団塊世代が75歳以上となる2025年が迫る中、「病院完結型」だった医療提供体制を改め、住民を地域全体で支える「地域完結型」につくり変えるための施策が次々講じられている。診療報酬や介護報酬によるインセンティブもその一つで、入院患者を在宅復帰させるパスの整備が進められてきた。日本介護支援専門員協会の鷲見よしみ会長は、18年度の診療報酬・介護報酬同時改定で求められるのは、整備されたパスを患者が活用するための仕組みづくりだと指摘する。【佐藤貴彦】
病院が果たす入院医療の機能は、時に川の流れに例えられる。「川上」は急性期で、その後、回復期でのリハビリテーションを経て心身機能を取り戻し、「川下」、そして「海」へと流れていく。14年度診療報酬改定は、この流れを明確化させるものだった。急性期から慢性期までの入院医療の評価に、在宅復帰率の要件が盛り込まれたのだ。
同改定に先立ち、この布石とも言える仕組みが、介護報酬に導入されていた。12年度改定での「在宅復帰・在宅療養支援機能加算」などの新設だ。この加算は、介護老人保健施設(老健)の高い在宅復帰機能を評価するもので、退所後の在宅復帰率30%超といった要件を満たすと算定できる。
同加算を届け出る老健などは、患者を「海」に向けて送る流れに組み込まれた。さらに、16年度診療報酬改定で、在宅復帰機能が高い有床診療所もこの中に加わった。
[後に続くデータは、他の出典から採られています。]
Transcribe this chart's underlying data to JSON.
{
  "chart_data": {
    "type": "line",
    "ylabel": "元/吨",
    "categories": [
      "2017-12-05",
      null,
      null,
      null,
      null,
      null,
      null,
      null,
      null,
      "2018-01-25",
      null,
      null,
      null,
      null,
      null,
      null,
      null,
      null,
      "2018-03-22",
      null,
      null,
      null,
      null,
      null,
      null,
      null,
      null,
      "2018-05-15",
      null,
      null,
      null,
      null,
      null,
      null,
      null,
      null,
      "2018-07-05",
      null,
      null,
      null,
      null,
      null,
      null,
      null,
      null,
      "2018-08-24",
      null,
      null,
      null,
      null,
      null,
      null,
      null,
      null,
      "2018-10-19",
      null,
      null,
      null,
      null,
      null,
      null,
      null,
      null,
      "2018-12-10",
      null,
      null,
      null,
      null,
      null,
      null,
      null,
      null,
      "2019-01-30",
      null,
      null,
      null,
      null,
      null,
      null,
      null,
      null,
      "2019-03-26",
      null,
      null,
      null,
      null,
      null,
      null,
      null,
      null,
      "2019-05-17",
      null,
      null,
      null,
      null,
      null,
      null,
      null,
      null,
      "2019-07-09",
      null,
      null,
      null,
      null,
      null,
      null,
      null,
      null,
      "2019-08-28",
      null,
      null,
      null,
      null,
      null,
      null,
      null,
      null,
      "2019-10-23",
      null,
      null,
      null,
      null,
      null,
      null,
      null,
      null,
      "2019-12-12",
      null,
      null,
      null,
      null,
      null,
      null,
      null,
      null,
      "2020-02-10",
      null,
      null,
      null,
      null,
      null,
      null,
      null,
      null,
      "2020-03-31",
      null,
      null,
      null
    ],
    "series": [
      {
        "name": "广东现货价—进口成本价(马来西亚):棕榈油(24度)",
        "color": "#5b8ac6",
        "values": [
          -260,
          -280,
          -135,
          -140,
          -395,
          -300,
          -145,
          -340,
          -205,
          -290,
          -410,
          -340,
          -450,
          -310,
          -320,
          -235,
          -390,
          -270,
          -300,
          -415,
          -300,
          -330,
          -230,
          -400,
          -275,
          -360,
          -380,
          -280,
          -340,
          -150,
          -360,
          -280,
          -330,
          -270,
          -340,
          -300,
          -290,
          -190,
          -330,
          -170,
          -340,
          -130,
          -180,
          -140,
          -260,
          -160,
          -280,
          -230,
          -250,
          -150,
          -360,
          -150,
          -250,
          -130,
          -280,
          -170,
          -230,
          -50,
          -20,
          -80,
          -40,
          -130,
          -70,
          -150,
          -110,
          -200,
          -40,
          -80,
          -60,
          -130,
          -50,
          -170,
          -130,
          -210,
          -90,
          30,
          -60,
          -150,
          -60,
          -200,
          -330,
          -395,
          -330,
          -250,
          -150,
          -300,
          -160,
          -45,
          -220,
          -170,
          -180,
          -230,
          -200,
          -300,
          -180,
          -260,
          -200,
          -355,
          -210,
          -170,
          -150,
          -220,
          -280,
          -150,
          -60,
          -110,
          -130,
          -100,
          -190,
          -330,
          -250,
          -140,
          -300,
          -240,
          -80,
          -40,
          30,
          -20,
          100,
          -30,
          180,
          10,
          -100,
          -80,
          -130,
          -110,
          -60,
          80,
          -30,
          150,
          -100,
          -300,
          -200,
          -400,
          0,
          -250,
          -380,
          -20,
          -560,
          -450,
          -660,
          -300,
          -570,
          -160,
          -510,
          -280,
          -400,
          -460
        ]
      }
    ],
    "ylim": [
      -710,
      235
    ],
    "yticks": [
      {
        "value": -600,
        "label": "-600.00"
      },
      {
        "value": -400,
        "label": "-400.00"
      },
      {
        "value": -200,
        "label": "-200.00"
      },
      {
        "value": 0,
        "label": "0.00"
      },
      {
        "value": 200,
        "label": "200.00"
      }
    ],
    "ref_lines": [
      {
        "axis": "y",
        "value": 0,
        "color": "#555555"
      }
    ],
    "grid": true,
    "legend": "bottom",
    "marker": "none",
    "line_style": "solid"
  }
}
在宅復帰率のノルマを課せられた病院や老健は、患者・利用者をできる限り「川下」へ送る。その流れは今、 図1=クリックで拡大= のように続いている。
■退院に「介護サービス必要」4割
しかし、医学的には在宅復帰できる状態でも、さまざまな事情がそれを阻むケースが少なからずある。厚生労働省が14年、一般病院の入院患者を対象に行った「受療行動調査」では、「退院を許可された場合に、自宅で療養できるか」という問いに対し、25.9%が「できない」と答えた。
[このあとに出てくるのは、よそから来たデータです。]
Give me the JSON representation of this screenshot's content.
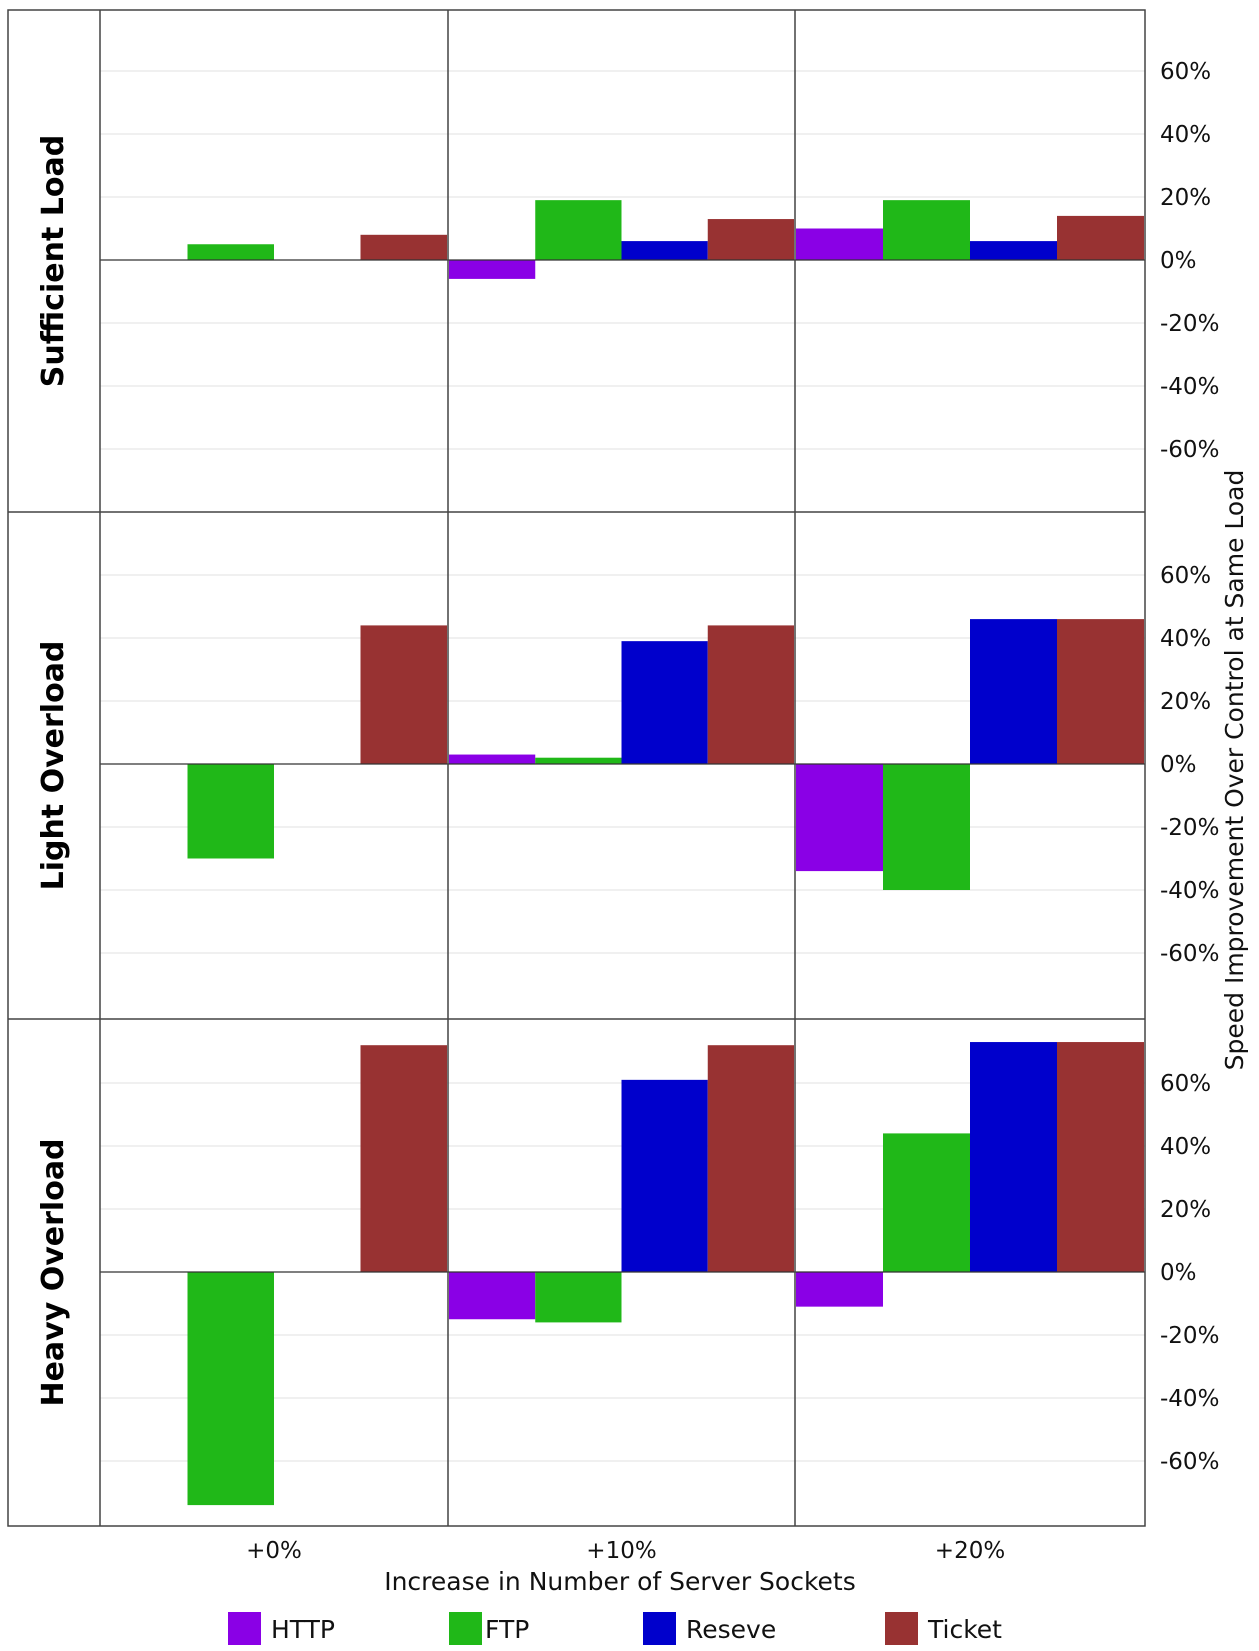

さらに、「できない」と答えた人だけに、自宅で療養するために必要なものを複数回答で尋ねたところ、41.8%が「入浴や食事などの介護が受けられるサービス」と回答。この割合は、「医師、看護師などの定期的な訪問」(25.0%)よりも高い。
回答者の要介護度などは定かでないが、患者と介護サービスを結び付けることが、在宅復帰の成否と大きく関係するのは間違いない。